67 D’autre part, le Tribunal aurait omis de tenir compte du principe de territorialité de la marque de l’Union européenne ainsi que du caractère unitaire de celle-ci.

68 À cet égard, l’EUIPO fait valoir que, en raison de l’effet suspensif du recours introduit devant le Tribunal, la décision litigieuse n’a pu être mise en œuvre avant la fin de la période de transition, de sorte que la marque demandée ne sera pas protégée sur le territoire du Royaume-Uni, même si elle est finalement enregistrée. Quant à la marque antérieure concernée, elle continuerait de bénéficier d’une protection totale au Royaume-Uni, sans courir le risque d’une atteinte en raison de
l’enregistrement ou de l’usage de la marque demandée sur le territoire de l’Union.

69 Le recours de première instance aurait déjà procuré à Indo European Foods un bénéfice concret en empêchant l’exécution de la décision litigieuse avant la fin de la période de transition, de sorte que l’objectif de la procédure d’opposition en cause, à savoir empêcher un conflit avec la marque demandée sur le territoire du Royaume-Uni, aurait déjà été atteint. Les intérêts juridiques de cette partie, tels que protégés par le règlement 2017/1001, ne pourraient donc plus être affectés par une
décision sur le fond, quelle que soit son issue.

70 Cette position serait confirmée par l’économie générale du règlement 2017/1001. En effet, selon l’EUIPO, même dans l’hypothèse où le recours serait accueilli, l’autre partie pourrait, en tout état de cause, compte tenu de l’article 139 du règlement 2017/1001, transformer sa demande en demandes de marques nationales dans tous les États membres de l’Union à compter du 1er janvier 2021, en conservant la priorité de la demande initiale, et ainsi obtenir la protection de la marque demandée sur le même
territoire que si l’opposition formée contre ladite demande était rejetée.

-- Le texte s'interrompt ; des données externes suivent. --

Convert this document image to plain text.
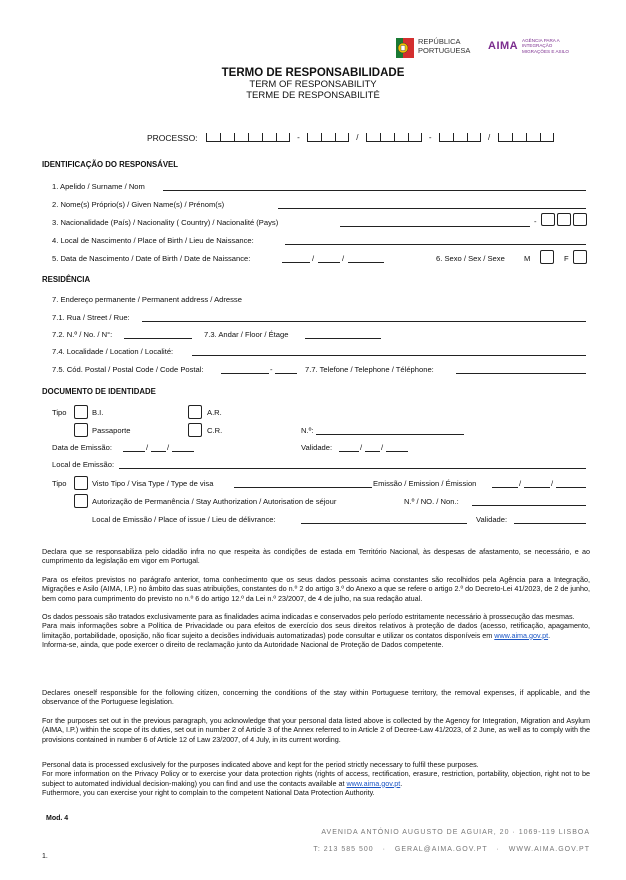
REPÚBLICA
PORTUGUESA AIMA AGÊNCIA PARA A
INTEGRAÇÃO
MIGRAÇÕES E ASILO
TERMO DE RESPONSABILIDADE
TERM OF RESPONSABILITY
TERME DE RESPONSABILITÉ
PROCESSO:	-	/	-	/
IDENTIFICAÇÃO DO RESPONSÁVEL
1. Apelido / Surname / Nom
2. Nome(s) Próprio(s) / Given Name(s) / Prénom(s)
3. Nacionalidade (País) / Nacionality ( Country) / Nacionalité (Pays)	-
4. Local de Nascimento / Place of Birth / Lieu de Naissance:
5. Data de Nascimento / Date of Birth / Date de Naissance:	/	/	6. Sexo / Sex / Sexe	M	F
RESIDÊNCIA
7. Endereço permanente / Permanent address / Adresse
7.1. Rua / Street / Rue:
7.2. N.º / No. / N°:	7.3. Andar / Floor / Étage
7.4. Localidade / Location / Localité:
7.5. Cód. Postal / Postal Code / Code Postal:	-	7.7. Telefone / Telephone / Téléphone:
DOCUMENTO DE IDENTIDADE
Tipo	B.I.	A.R.
Passaporte	C.R.	N.º:
Data de Emissão:	/ /	Validade:	/ /
Local de Emissão:
Tipo	Visto Tipo / Visa Type / Type de visa	Emissão / Emission / Émission	/	/
Autorização de Permanência / Stay Authorization / Autorisation de séjour	N.º / NO. / Non.:
Local de Emissão / Place of issue / Lieu de délivrance:	Validade:
Declara que se responsabiliza pelo cidadão infra no que respeita às condições de estada em Território Nacional, às despesas de afastamento, se necessário, e ao cumprimento da legislação em vigor em Portugal.
Para os efeitos previstos no parágrafo anterior, toma conhecimento que os seus dados pessoais acima constantes são recolhidos pela Agência para a Integração, Migrações e Asilo (AIMA, I.P.) no âmbito das suas atribuições, constantes do n.º 2 do artigo 3.º do Anexo a que se refere o artigo 2.º do Decreto-Lei 41/2023, de 2 de junho, bem como para cumprimento do previsto no n.º 6 do artigo 12.º da Lei n.º 23/2007, de 4 de julho, na sua redação atual.
Os dados pessoais são tratados exclusivamente para as finalidades acima indicadas e conservados pelo período estritamente necessário à prossecução das mesmas.
Para mais informações sobre a Política de Privacidade ou para efeitos de exercício dos seus direitos relativos à proteção de dados (acesso, retificação, apagamento, limitação, portabilidade, oposição, não ficar sujeito a decisões individuais automatizadas) pode consultar e utilizar os contatos disponíveis em www.aima.gov.pt.
Informa-se, ainda, que pode exercer o direito de reclamação junto da Autoridade Nacional de Proteção de Dados competente.
Declares oneself responsible for the following citizen, concerning the conditions of the stay within Portuguese territory, the removal expenses, if applicable, and the observance of the Portuguese legislation.
For the purposes set out in the previous paragraph, you acknowledge that your personal data listed above is collected by the Agency for Integration, Migration and Asylum (AIMA, I.P.) within the scope of its duties, set out in number 2 of Article 3 of the Annex referred to in Article 2 of Decree-Law 41/2023, of 2 June, as well as to comply with the provisions contained in number 6 of Article 12 of Law 23/2007, of 4 July, in its current wording.
Personal data is processed exclusively for the purposes indicated above and kept for the period strictly necessary to fulfil these purposes.
For more information on the Privacy Policy or to exercise your data protection rights (rights of access, rectification, erasure, restriction, portability, objection, right not to be subject to automated individual decision-making) you can find and use the contacts available at www.aima.gov.pt.
Futhermore, you can exercise your right to complain to the competent National Data Protection Authority.
Mod. 4
AVENIDA ANTÓNIO AUGUSTO DE AGUIAR, 20 · 1069-119 LISBOA
T: 213 585 500 · GERAL@AIMA.GOV.PT · WWW.AIMA.GOV.PT
1.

Or, au point 26 de l’arrêt attaqué, le Tribunal aurait omis de prendre en compte cet aspect spécifique de l’affaire en rejetant ces considérations au seul motif qu’elles vaudraient, en principe, pour toute procédure d’opposition.

71 À la lumière de ces éléments, l’EUIPO soutient que les points 24 à 26 de l’arrêt attaqué sont entachés de trois erreurs de droit. Premièrement, le Tribunal aurait violé les règles régissant la répartition de la charge de la preuve en ce qui concerne l’exigence de la persistance d’un intérêt à agir. En effet, il se serait contenté de rejeter l’argumentation de l’EUIPO, au lieu d’examiner les arguments d’Indo European Foods selon lesquels elle conservait un intérêt à agir.

72 Deuxièmement, en fondant son appréciation sur le point de savoir si, de manière abstraite, le droit antérieur était, à un moment donné, susceptible de constituer le fondement de l’opposition, le Tribunal aurait omis de procéder à une appréciation in concreto de la persistance de l’intérêt à agir à la lumière des éléments rappelés aux points 65 à 70 du présent arrêt.

73 Troisièmement, l’arrêt attaqué, en particulier son point 26, ne permettrait pas de comprendre pourquoi le Tribunal a rejeté l’argumentation de l’EUIPO relative à l’absence de persistance d’un intérêt à agir d’Indo European Foods, ce qui constituerait une violation de l’obligation de motivation.

74 Indo European Foods conteste le bien-fondé de cette argumentation.

– Appréciation de la Cour

75 S’agissant, en premier lieu, de la prétendue violation des règles régissant la répartition de la charge de la preuve relative à la persistance de l’intérêt à agir, il suffit de relever que, certes, le Tribunal a formellement lié son raisonnement relatif au maintien de l’intérêt à agir d’Indo European Foods à l’examen des arguments exposés par l’EUIPO. Toutefois, il peut être déduit du raisonnement exposé par le Tribunal aux points 24 à 28 de l’arrêt attaqué que, indépendamment de la pertinence
des arguments exposés par l’EUIPO, le Tribunal a dûment vérifié qu’Indo European Foods disposait bien d’un intérêt à agir et constaté que tel était le cas.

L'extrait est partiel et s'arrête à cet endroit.